Велвл замолк, и на террасе стало тихо. Солнце поднялось чуть выше, и сквозь сияющую дымку проступил Кинерет. Терракотовый склон Галилеи опирался на его влажную голубизну, в белой полоске на стыке с трудом угадывалась Тверия.

Азулай взболтал в стаканчике остатки кофе.

– Совсем остыл. Вместе с моим энтузиазмом доверять рассказам о чудесах. Хотя этой притче я склонен поверить. Тут больше психологии, чем мистики. Кстати, Велвл, а откуда берутся верные свидетели? В смысле – умеющие оживлять. И сколько таких наберется – трое, четверо?

– А настоящая история не нуждается в большом количестве показаний. Для получения Торы хватило одного Моисея...

– Моисея, говоришь... – Азулай поправил кипу и улыбнулся. – Давно хотел спросить, вот ты – бреславский хасид, да?

– Да, – скромно, но не без гордости подтвердил Велвл.

– И ты действительно веришь, будто письмо, полученное несколько лет назад, написал рабби Нахман? Моя простая сефардская голова такого не принимает. Или он не умер в начале XIX века, или письмо фальшивое!

– Кто сказал, что он умер? Сам рабби Нахман объяснил: «не плачьте, я просто перехожу из одной комнаты в другую». А из соседней комнаты не только слышны голоса, но и письма вполне доходят.

– Ну что ж, ты вполне соответствуешь определению верного свидетеля.
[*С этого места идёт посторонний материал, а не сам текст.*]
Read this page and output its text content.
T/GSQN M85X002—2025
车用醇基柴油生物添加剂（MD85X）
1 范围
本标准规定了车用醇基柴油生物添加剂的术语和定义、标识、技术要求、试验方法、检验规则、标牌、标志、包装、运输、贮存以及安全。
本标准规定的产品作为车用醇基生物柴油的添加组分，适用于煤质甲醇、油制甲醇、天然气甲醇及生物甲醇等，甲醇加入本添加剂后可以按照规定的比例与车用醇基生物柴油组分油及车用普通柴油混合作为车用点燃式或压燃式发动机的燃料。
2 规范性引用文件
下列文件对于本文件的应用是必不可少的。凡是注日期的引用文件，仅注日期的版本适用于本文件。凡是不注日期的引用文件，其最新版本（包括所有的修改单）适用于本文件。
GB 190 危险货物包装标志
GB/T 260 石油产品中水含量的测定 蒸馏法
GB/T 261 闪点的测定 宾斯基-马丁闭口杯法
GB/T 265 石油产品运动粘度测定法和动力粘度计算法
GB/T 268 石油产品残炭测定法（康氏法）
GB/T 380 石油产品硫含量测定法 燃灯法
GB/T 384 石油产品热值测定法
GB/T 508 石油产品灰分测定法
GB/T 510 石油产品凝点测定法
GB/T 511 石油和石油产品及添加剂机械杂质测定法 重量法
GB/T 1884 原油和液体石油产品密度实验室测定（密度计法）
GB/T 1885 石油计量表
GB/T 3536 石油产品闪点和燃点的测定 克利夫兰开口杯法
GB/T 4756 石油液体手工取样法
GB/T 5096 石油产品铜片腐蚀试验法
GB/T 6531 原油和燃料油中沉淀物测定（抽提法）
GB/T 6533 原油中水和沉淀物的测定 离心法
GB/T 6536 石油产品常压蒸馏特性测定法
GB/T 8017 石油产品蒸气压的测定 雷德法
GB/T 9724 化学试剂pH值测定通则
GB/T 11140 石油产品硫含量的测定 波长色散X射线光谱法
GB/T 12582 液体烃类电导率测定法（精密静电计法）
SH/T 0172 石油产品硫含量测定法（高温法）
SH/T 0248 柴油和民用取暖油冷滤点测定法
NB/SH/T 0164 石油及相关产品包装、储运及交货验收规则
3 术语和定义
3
По крайней мере, одного из мертвых тебе удалось оживить. Поздравляю!

– Принимаю поздравления. Возможно, в общепринятом смысле рабби Нахмана не существует, но для нас, его хасидов, он такая же реальность, как эти горы.

Велвл повел рукой от охряных предгорий Голан через Кинерет, намереваясь завершить движение у вершины горы Мерон, но на его пути возникло неожиданное препятствие в виде шляпы Ури. Шляпа покатилась по полу, и Велвл сконфуженно бросился ее поднимать.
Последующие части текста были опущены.